What Is the Coefficient of Performance of a Carnot Air Conditioner?

[BlackMamba]

Hi there,

I have what should be a simple problem, but it's driving me insane.

Here's the problem: A Carnot air conditioner maintains the temperature in a house at 290 K on a day when the temperature outside is 315 K. What is the coefficient of performance of the air conditioner?

So I know to find the coefficient it would be Qc/W. I have neither of those numbers in the problem. I do have Th and Tc and even if I do substitutions I will ALWAYS have two unknowns. At least the way I am attempting this.

My thinking was originally that I could substitute for Qc, since Oc = W + Qh but I still have two unknown variables... What am I forgetting??

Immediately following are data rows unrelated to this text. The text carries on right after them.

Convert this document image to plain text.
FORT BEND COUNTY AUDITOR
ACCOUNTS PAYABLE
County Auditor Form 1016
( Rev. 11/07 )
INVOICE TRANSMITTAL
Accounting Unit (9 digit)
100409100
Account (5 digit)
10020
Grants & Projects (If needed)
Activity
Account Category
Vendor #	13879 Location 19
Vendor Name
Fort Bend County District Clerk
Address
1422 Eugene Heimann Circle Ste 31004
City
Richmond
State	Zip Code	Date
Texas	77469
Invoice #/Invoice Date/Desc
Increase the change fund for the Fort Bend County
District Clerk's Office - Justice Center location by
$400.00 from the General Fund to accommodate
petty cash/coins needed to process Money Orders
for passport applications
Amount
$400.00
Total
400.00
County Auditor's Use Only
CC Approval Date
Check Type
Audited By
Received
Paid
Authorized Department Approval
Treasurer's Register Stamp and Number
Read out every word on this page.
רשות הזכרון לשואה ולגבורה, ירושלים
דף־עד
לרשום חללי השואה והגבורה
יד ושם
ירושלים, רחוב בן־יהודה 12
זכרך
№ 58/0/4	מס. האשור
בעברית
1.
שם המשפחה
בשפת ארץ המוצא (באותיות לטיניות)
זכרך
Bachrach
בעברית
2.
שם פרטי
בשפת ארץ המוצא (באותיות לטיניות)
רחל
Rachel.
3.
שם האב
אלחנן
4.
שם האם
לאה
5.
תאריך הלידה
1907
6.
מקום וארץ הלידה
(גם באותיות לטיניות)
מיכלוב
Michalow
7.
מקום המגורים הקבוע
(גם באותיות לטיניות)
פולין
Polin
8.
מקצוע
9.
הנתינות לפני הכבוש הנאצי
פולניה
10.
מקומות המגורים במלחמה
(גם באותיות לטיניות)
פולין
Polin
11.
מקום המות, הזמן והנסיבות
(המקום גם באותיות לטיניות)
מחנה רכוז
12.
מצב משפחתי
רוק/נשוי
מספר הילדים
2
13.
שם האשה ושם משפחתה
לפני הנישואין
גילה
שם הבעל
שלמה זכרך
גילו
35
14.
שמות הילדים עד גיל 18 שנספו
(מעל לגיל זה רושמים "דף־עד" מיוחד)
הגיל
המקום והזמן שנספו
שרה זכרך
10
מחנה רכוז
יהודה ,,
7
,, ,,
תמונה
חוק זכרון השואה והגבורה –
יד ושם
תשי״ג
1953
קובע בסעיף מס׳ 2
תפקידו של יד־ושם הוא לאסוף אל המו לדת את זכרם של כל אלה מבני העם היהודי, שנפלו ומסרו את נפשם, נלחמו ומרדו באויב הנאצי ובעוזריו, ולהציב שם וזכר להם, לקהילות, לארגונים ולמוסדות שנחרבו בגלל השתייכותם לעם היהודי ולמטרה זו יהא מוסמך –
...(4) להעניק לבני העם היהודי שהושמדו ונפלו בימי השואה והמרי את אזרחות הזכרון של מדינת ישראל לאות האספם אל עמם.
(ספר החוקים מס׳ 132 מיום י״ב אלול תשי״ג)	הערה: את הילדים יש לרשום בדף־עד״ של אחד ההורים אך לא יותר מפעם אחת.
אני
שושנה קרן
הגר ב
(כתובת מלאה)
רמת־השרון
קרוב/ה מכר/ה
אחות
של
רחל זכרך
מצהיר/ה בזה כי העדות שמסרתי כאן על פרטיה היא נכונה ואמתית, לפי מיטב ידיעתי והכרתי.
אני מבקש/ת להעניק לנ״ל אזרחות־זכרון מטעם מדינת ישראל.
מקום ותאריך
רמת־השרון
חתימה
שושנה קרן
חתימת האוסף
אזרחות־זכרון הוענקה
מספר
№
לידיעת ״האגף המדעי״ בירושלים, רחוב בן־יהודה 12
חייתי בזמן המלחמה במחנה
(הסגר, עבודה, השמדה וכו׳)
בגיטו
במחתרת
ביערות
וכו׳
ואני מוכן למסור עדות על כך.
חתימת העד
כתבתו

Any help will be greatly appreciated.

 

[Andrew Mason]

Here's the problem: A Carnot air conditioner maintains the temperature in a house at 290 K on a day when the temperature outside is 315 K. What is the coefficient of performance of the air conditioner?

They expect you to determine the coefficient of performance of an ideal Carnot cycle using:

COP = \frac{T_C}{T_H-T_C}

AM

 

[BlackMamba]

Thanks for replying but how did you come to that point? In my book the equation for the coefficient of performance is Qc/W. No where in my book is your equation listed.

Thanks for your help.

 

[Andrew Mason]

Thanks for replying but how did you come to that point? In my book the equation for the coefficient of performance is Qc/W. No where in my book is your equation listed.

Thanks for your help.

For the refrigerator,
Q_H = \Delta W + Q_C
This means that the heat flowing out of the cold reservoir + work added is equal to the heat flowing into the hot reservoir.

For the reversible (ideal) Carnot cycle, \Delta S = 0 where S = Q/T
So:
Q_H/T_H - Q_C/T_C = 0

Combining these two equations:
Q_H = Q_C(T_H/T_C) = \Delta W + Q_C
T_H/T_C = \Delta W/Q_C + 1
Q_C/\Delta W = 1/(T_H/T_C - 1)

Which simply reduces to:
Q_C/\Delta W = T_C/(T_H-T_C)

AM